Shareholder should be aware that compulsory acquisition of the shares of the non-accepting shareholders takes some months for the company to go through the process of compulsory acquisitions and for these shareholders to receive the proceeds.

The takeover laws require truth in takeovers – so the initial announcement also noted the offer was Best and Final and would not be increased – shareholders can build that into their expectations and decision making. SGH also confirmed that it will not acquire Boral Shares for more than $6.25 for at least 12 months following the close of the offer.

The BLD independent bidder committee has made a “No Action” ASX announcement. The target company directors advise shareholders there is time to consider the best decision for them individually – effectively a wait and watch notice. For BLD, it is the directors who are independent of the bidder made this announcement. The Target’s Statement which will cover the BLD response to the bid is expected to be issued by 19 March 2024.

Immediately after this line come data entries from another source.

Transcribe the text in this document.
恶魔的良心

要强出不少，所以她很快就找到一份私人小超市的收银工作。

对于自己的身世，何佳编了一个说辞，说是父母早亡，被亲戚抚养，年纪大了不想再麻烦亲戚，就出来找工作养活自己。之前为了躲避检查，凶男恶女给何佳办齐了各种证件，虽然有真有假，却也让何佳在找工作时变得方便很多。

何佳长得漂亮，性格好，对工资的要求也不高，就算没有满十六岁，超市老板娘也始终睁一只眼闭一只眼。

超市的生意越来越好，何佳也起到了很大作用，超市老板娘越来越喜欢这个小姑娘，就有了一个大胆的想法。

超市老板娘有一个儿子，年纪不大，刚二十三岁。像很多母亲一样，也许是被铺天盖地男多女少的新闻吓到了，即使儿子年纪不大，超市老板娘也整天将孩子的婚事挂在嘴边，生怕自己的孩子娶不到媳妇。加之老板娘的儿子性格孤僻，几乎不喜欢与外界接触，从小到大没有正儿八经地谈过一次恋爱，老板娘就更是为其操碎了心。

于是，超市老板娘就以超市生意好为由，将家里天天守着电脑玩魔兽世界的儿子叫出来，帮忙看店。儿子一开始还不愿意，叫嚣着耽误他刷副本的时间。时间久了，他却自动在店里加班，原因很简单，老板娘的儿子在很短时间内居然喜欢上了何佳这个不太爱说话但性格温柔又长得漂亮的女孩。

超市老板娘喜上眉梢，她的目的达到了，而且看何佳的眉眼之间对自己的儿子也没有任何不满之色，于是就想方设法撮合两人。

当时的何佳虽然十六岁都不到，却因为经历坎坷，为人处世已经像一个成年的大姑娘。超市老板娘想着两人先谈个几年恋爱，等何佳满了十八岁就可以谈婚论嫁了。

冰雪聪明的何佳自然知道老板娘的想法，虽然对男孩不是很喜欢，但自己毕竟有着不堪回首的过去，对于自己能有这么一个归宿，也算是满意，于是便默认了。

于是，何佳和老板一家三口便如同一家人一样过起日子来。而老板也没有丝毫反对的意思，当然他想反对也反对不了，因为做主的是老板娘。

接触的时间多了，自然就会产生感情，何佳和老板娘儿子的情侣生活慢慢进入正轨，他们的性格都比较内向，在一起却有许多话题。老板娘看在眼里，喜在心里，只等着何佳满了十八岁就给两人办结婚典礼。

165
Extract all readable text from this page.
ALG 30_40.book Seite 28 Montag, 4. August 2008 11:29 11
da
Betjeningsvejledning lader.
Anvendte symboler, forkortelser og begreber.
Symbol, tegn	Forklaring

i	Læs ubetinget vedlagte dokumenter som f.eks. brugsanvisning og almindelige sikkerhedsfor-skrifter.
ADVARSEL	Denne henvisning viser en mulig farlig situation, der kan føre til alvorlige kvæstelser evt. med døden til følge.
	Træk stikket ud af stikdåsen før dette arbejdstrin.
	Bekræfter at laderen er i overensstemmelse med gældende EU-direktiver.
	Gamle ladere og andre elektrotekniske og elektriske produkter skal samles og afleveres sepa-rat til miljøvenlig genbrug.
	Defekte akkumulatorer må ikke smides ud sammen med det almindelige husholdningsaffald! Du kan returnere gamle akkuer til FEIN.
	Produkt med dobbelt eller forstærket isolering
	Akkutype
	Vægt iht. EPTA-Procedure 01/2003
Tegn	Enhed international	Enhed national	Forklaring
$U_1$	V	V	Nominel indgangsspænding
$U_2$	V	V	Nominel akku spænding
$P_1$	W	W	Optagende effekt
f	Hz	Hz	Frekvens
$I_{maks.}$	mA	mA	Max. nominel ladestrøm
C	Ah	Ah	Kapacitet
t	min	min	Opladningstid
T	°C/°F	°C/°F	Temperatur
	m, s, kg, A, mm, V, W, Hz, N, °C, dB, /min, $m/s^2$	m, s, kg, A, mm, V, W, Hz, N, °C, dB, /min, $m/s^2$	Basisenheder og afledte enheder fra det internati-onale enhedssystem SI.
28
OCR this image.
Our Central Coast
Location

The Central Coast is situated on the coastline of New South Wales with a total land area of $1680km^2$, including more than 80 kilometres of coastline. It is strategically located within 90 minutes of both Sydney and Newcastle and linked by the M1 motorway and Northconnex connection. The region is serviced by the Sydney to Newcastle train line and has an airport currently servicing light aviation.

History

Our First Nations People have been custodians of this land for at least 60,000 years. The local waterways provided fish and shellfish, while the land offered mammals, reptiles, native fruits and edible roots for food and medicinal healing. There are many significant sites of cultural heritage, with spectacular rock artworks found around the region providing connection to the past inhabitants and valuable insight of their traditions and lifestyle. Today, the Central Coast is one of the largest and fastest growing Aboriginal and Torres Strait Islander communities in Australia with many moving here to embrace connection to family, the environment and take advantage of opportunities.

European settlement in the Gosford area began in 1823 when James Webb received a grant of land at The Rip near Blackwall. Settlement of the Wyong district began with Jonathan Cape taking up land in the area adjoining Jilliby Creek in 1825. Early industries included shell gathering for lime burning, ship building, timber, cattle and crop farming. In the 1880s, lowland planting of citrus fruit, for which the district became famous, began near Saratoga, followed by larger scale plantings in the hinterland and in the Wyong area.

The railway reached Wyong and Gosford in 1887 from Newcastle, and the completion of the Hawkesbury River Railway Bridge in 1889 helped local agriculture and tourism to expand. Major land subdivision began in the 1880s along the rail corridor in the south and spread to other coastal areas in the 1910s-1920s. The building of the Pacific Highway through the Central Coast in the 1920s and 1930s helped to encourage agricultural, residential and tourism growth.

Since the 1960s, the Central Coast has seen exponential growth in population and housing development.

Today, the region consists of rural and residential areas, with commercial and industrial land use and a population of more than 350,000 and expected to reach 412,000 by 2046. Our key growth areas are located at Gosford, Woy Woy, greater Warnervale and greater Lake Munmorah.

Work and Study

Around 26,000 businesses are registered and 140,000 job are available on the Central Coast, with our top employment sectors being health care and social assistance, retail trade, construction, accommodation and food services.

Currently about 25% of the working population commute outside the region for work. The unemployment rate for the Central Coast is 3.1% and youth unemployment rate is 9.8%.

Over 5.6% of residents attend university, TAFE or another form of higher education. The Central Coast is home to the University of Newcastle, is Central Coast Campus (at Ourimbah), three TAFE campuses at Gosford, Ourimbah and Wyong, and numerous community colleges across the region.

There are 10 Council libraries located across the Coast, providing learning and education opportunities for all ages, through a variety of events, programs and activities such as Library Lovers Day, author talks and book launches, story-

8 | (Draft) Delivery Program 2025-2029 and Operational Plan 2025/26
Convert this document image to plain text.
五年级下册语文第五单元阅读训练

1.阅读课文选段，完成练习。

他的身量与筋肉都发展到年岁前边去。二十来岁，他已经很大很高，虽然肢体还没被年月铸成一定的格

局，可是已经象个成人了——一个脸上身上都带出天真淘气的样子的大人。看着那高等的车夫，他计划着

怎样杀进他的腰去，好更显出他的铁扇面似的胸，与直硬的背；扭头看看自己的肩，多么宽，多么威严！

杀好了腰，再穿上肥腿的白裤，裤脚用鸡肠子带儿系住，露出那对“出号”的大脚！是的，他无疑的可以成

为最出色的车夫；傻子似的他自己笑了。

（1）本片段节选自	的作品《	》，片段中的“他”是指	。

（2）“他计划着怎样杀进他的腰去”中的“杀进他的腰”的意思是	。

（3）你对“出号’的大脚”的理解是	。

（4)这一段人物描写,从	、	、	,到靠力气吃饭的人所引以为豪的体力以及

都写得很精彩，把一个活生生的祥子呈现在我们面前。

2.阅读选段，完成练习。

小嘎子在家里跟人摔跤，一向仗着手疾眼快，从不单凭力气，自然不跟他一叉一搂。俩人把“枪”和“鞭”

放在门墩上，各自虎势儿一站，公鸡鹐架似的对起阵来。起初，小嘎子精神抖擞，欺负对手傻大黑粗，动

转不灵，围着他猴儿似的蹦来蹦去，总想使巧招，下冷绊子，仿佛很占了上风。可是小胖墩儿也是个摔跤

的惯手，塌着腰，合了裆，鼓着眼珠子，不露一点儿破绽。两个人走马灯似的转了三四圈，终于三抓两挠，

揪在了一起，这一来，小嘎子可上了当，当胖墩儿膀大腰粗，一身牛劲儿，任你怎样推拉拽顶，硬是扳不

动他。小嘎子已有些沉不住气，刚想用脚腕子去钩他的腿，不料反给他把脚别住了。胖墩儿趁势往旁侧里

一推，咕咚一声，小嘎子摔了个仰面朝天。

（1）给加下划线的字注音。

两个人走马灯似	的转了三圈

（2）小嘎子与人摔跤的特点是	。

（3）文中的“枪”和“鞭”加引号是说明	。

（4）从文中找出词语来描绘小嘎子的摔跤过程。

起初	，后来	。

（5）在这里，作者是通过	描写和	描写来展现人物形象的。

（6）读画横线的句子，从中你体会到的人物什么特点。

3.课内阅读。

One of the challenges in a takeover is to get to 90%, in order to get to 100%. And some offers will have that as a defeating condition – get to 89% and the deal falls through. That isn’t the case for the BLD bid.

To make it more likely to succeed, there is an acceptance facility where an institutional investor can indicate an intention to accept the bid if it proceeds.

At the time the offer was announced, it was only conditional upon the customary condition of no prescribed occurrences. Page 97 of the Second Supplementary Bidders Statement gives details which can be summarised as no significant changes to the share structure and assets or business. However, on 4 March 2024 the offer was declared unconditional and that accepting BLD shareholders will be sent payment within 7 Business Days from the date the offer is accepted.

The SVW offer for BLD is scheduled to close (unless extended or withdrawn) on 7.00pm (Sydney time) on 4 April 2024.

You can monitor how the bid is going by the substantial shareholders’ notices. Seven is required to issue a substantial shareholder notice, for each additional 1% of the shares acquired.

It is worth scanning the bidder and target statements that are provided to help you make your decision.

And a final word to shareholders, when there is a takeover offer, you should check the taxation implications (and note what information you might need to calculate new cost-bases) and whether your bank and other holding details are up to date.